Les têtes grotesques des invités lui évoque de ridicules poupées, je cite, « des poupées extériorisant le Temps, le Temps qui d’habitude n’est pas visible, (et qui) pour le devenir cherche des corps et, partout où il les rencontre, s’en empare pour montrer sur eux sa lanterne magique. »

La lanterne du Temps joue un rôle essentiel dans cette projection de l’esprit sur les êtres et sur les choses. L’homme change en effet, il vieillit et sa perception se trouve elle aussi modifiée par l’écoulement du temps. Le narrateur se transforme en même temps que les mentalités, les gens et les lieux qui l’entourent. 

Il écrit : « Alors moi qui depuis mon enfance vivais au jour le jour, (…), je m’aperçus pour la première fois d’après les métamorphoses qui s’étaient produites dans tous ces gens, du temps qui avait passé pour eux, ce qui me bouleversa par la révélation qu’il avait passé aussi pour moi. » Ce constat éveille chez lui une inquiétude existentielle et une appréhension de la mort.

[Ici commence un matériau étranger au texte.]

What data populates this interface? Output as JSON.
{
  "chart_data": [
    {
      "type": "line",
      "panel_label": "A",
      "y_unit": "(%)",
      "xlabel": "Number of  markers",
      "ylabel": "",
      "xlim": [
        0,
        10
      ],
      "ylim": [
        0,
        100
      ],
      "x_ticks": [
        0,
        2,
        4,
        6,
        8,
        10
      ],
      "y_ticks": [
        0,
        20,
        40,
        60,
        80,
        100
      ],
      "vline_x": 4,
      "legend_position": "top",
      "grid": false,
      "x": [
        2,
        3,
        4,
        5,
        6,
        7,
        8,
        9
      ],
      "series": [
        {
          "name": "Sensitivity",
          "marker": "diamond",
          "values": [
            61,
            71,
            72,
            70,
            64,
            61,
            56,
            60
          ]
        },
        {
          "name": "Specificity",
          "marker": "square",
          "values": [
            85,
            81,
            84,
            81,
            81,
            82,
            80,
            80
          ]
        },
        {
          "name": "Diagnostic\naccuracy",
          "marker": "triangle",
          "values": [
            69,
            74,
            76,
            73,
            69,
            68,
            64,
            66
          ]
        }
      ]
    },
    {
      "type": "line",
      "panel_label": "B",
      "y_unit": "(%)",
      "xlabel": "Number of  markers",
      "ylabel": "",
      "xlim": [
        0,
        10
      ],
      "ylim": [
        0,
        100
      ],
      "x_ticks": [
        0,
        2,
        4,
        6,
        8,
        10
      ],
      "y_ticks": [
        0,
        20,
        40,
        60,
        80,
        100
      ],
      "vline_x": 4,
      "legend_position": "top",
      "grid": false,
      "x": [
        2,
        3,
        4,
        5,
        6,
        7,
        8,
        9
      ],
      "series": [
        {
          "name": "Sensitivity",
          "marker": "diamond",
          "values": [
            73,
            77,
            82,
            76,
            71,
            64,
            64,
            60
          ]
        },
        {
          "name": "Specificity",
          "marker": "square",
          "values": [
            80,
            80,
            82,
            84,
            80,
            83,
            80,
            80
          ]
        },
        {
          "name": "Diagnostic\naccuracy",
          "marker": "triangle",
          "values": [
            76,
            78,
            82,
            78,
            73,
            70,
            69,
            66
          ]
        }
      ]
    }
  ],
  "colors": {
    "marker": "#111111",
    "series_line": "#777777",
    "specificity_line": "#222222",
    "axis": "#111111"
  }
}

Comment se délivrer de cette tyrannie du temps qui s’enfuit, qui creuse des rides, qui ronge les visages et qui détruit tout ? Par la création littéraire.

 

La philosophie de Marcel Proust est que le temps qu'il a apparemment perdu à scruter le grand monde, ses cocasseries et ses cruautés, ses comportements psychologiques et amoureux, il va tenter de le retrouver en faisant de ces observations d’entomologiste la matière d'une œuvre d’art. Cette accumulation d’expériences, d’intrigues, d'impressions, de désillusions, de chagrins et de plaisirs, sera l’aliment dont le romancier va nourrir son œuvre. En retour, cette transfiguration par l’écriture le libèrera, espère-t-il, de l’emprise du temps qui s’écoule inexorablement vers notre fin de vie.

La mémoire involontaire

 

Qui de nous n’a-t-il pas un jour éprouvé la résurgence inattendue d’images, d’émotions ou d’impressions, d’une apparente insignifiance, on les croyait oubliées, disparues, escamotées dans les neurones de notre cerveau, cachées au fin fonds de l’hippocampe ? Et soudain, grâce au mécanisme de ce que Proust appelle la mémoire involontaire –on l’appelle maintenant la mémoire affective -, elles font ressurgir un épisode passionné ou un événement triste ou déchirant, ou bien le monde perdu de notre enfance, ou encore le cadre éteint d’une ancienne vie. Un air de jazz, une photo jaunie, une odeur, et soudain réapparaissent, comme si elles étaient là, ici et maintenant, une aventure amoureuse, la douleur de la perte d’un être cher ou la délicieuse meringue de notre grand-mère ! Et puis, la vie est là avec ses soucis et ses plaisirs … Ces rappels involontaires, quasi réflexes, se dissolvent et s’effacent, et on passe à autre chose !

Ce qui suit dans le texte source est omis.